Human presence changes how birds use the landscape
A major GPS-tracking study has found that the physical presence of people can alter how birds and mammals move through the landscape, with effects that cannot be explained by roads, farms and buildings alone.
Birds and mammals are not only responding to the landscapes people have changed - they are also responding to the presence of people themselves.
A new study published in Science has used GPS-tracking data from 37 bird and mammal species across the United States to examine how animals respond to two different forms of human pressure: long-term landscape modification, such as urbanisation, agriculture, transport and energy infrastructure, and the more immediate presence of people.
The researchers combined around 11.8 million animal-tracking locations from 4,581 individuals with mobile-phone data showing daily human presence. This allowed them to separate the effects of people being physically present from the effects of the modified landscapes people have created.
The results show that human presence matters. It was linked to changes in the area or environmental niche used by 67% of mammal species and 68% of bird species studied. More than half of all species were affected by both human presence and landscape modification.
Importantly, these pressures did not always act in simple ways. For many species, the effect of human presence depended on how modified the surrounding landscape already was. In around 60% of species that responded to human activity, the two pressures interacted, meaning that animals often reacted differently to people in relatively natural areas than they did in already heavily altered landscapes.
Among birds, the presence of people reduced the amount of area used by 41% of the species studied. In some cases, birds appeared to restrict their movements when people were present. In others, the response depended strongly on whether the habitat was already modified.
Wild Turkeys, for example, used less space in response to human activity, but reacted less strongly in more modified environments. Great Egrets showed a more complex response, with the direction of their reaction to human presence depending on the degree of landscape modification.
The study also found that human activity could alter the environmental conditions animals used, not just the size of the area they moved through. Sandhill Cranes, for example, showed a different pattern from White-tailed Deer, suggesting that species vary in whether they avoid, tolerate or incorporate human-modified environments into their normal lives.
Common Ravens offered another example of the complexity. The researchers estimated that human activities caused Common Ravens to use around 26 sq km more area per week per animal, while also narrowing their environmental niche by 46%. The authors suggest that such responses may reflect access to human-linked food sources, though they stress that more detailed information would be needed to say exactly what each form of human activity was doing.
Across species that showed significant responses, mammals reduced the area they used by a median of 11% under higher human activity, while birds showed a smaller median reduction of 1.8%. Environmental niche size also tended to contract, though the size and direction of responses varied substantially between species.
The findings suggest that using buildings, roads and farmland as a simple proxy for human pressure can miss an important part of the picture. A quiet road and a busy road may look the same on a habitat map, but they may not mean the same thing to wildlife. Likewise, a protected area may not function as expected if heavy visitor use changes how animals behave within it.
The authors argue that conservation planning needs to take direct human presence more seriously. Rather than relying only on fixed boundaries or strict exclusion zones, some impacts might be reduced by managing when and where people use sensitive areas.

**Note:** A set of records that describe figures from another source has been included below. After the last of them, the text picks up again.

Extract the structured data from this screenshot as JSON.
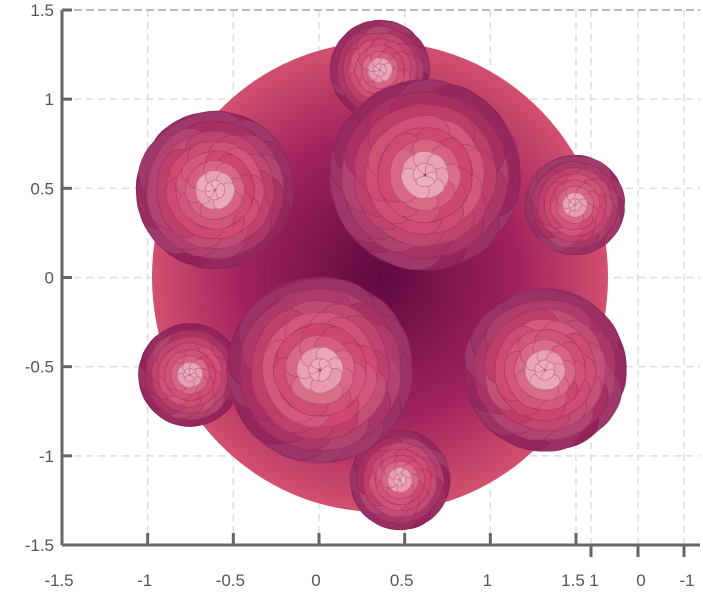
{
  "chart_data": {
    "type": "surface",
    "yaxis": {
      "ticks": [
        "1.5",
        "1",
        "0.5",
        "0",
        "-0.5",
        "-1",
        "-1.5"
      ],
      "values": [
        1.5,
        1,
        0.5,
        0,
        -0.5,
        -1,
        -1.5
      ],
      "range": [
        -1.5,
        1.5
      ]
    },
    "xaxis": {
      "ticks": [
        "-1.5",
        "-1",
        "-0.5",
        "0",
        "0.5",
        "1",
        "1.5"
      ],
      "values": [
        -1.5,
        -1,
        -0.5,
        0,
        0.5,
        1,
        1.5
      ],
      "range": [
        -1.5,
        1.5
      ]
    },
    "zaxis": {
      "ticks": [
        "1",
        "0",
        "-1"
      ],
      "values": [
        1,
        0,
        -1
      ]
    },
    "grid": true,
    "colors": {
      "dark": "#6e0f4a",
      "mid": "#c8406e",
      "light": "#f08aa0",
      "highlight": "#f3c9d2",
      "axis": "#666666",
      "grid": "#dddddd"
    }
  }
}
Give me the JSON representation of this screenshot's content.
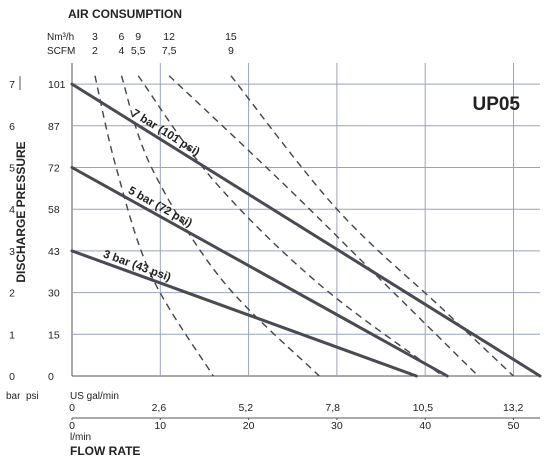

That could mean adjusting the timing of traffic, recreation or other human activity during important breeding, migration or feeding periods. For birds that rely on patchy habitats, or species that are sensitive to disturbance, such timing could make a real difference.
The study does not claim that every response is necessarily harmful. Some species may exploit human activity, while others may be pushed into poorer habitat or forced to move less. But it does show that animals are responding to people in ways that are more complicated than habitat maps alone can reveal.
For conservationists, the message is clear: the physical presence of people is not just background noise. It can be a direct ecological pressure, shaping where birds and mammals go, how much space they use and which habitats they are able to occupy.